I've had a similar argument going with my wife for quite some time.
My eldest qualifies for Make-a-Wish. I feel (strongly) that taking advantage of this would be an abuse of the charity others have provided. She isn't facing imminent, painful death, and that's how the charity markets itself to the general population.

For the record, suffering does not "buy" you anything. Just because you've suffered does not mean anybody else owes you a darned thing.

Chuck said...

Why can't people mind their own goddam business? What sort of an asshole could even form a solid opinion based on the information in the story? Truth be told, no one on this blog gives a shit if the little girl or her dad lives or dies. But what a great opportunity to preen.

Simon Kenton said...

ACM - "The dad does come off as horrible." He does. I used to also. I would pick up the kids and they would tell me that mommy had planned them this wonderful activity, and I wasn't even going to let them go. It was my half of the summer, during which paradise lay, until I ruined it for them. Finally the judge asked her, "Do you have any idea how damaging, how unfair it is to your children and your ex-husband to dangle activities in front of them and force him to be the bad guy when he's just exercising his custody rights?" Blank look. "You don't, do you?" Then he ordered her to quit scheduling during my time. She did not quit and she did not stop informing them of what delights would have awaited them if I had not spoiled all. How that came out is another story. I'd just take the portrait of the daddy as a turd cum grano salis - if you like salt on turds. Maybe he is and maybe he is not. There's something about that double-layer of femail, like hauberk and plate, between him and his kid, that gets me wondering. I'd suggest it's just another piece of evidence that a newspaper habit is doing us no good, as citizens, as a republic.

DH said...

It seems to me that this article contains just enough info to raise a stir but not enough to form an opinion.

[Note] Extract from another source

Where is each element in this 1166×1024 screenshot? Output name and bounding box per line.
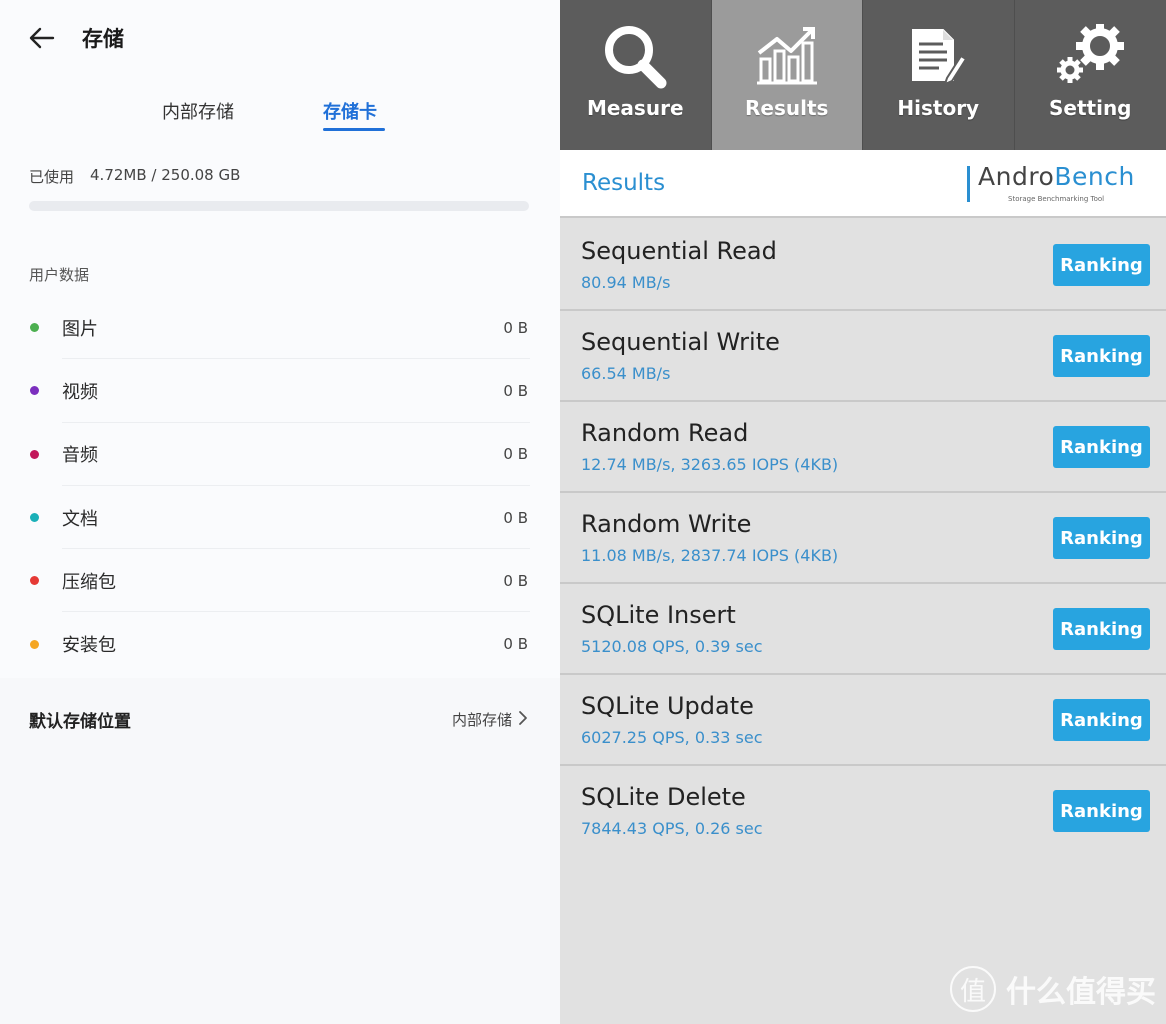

That said, I find myself in much the same position. This March my 15 year old daughter was diagnosed with Hodgkins Lymphoma. The outpouring of generousity toward her and other children with cancer has been unbelievable.

Phoenix Childrens Hospital, where she is being treated, gave her a rolling suitcase filled with goodies like a Nintendo DS and a portable DVD player; but we gave it back explaining that my daughter would do just fine with her new ipad and her laptop.

I make a pretty good living and I have health insurance. Her illness has been tough in many ways, but financially is not one of them.

But everyday, I see that a lot of the other kids at the hospital don't have anything. I would much prefer to see the hospital's limited charitable resources go to them.

I dont think I'm a grinch because my daughter is not going without. When Make a Wish contacted her, she decided she wanted to go to Italy, but I'll be happy to take her myself on my own dime. I've seen too many sick children who could use the money for basic necessities to allow myself to accept their generous offer.

I hope thats also true of the situation the NY Post wrote about; unfortunately they didn't see fit to give enough info to know for sure.

K said...

Good for the dad. We made the same decision eight years ago. Our daughter was born with a common heart defect. She had open heart surgery, got it fixed, recovered, and is now normal. In the midst of that, we were invited to have her "Make a Wish." We declined. Make a Wish should BE what their advertising says ... for children with incurable life-threatening illnesses. They deceive and we declined to participate. We also educate others about what we have learned about Make-a-Wish and urge people to donate elsewhere. I suggest the Ronald McDonald Houses ... now they actually DO what they say they do and it helps seriously ill children and their families.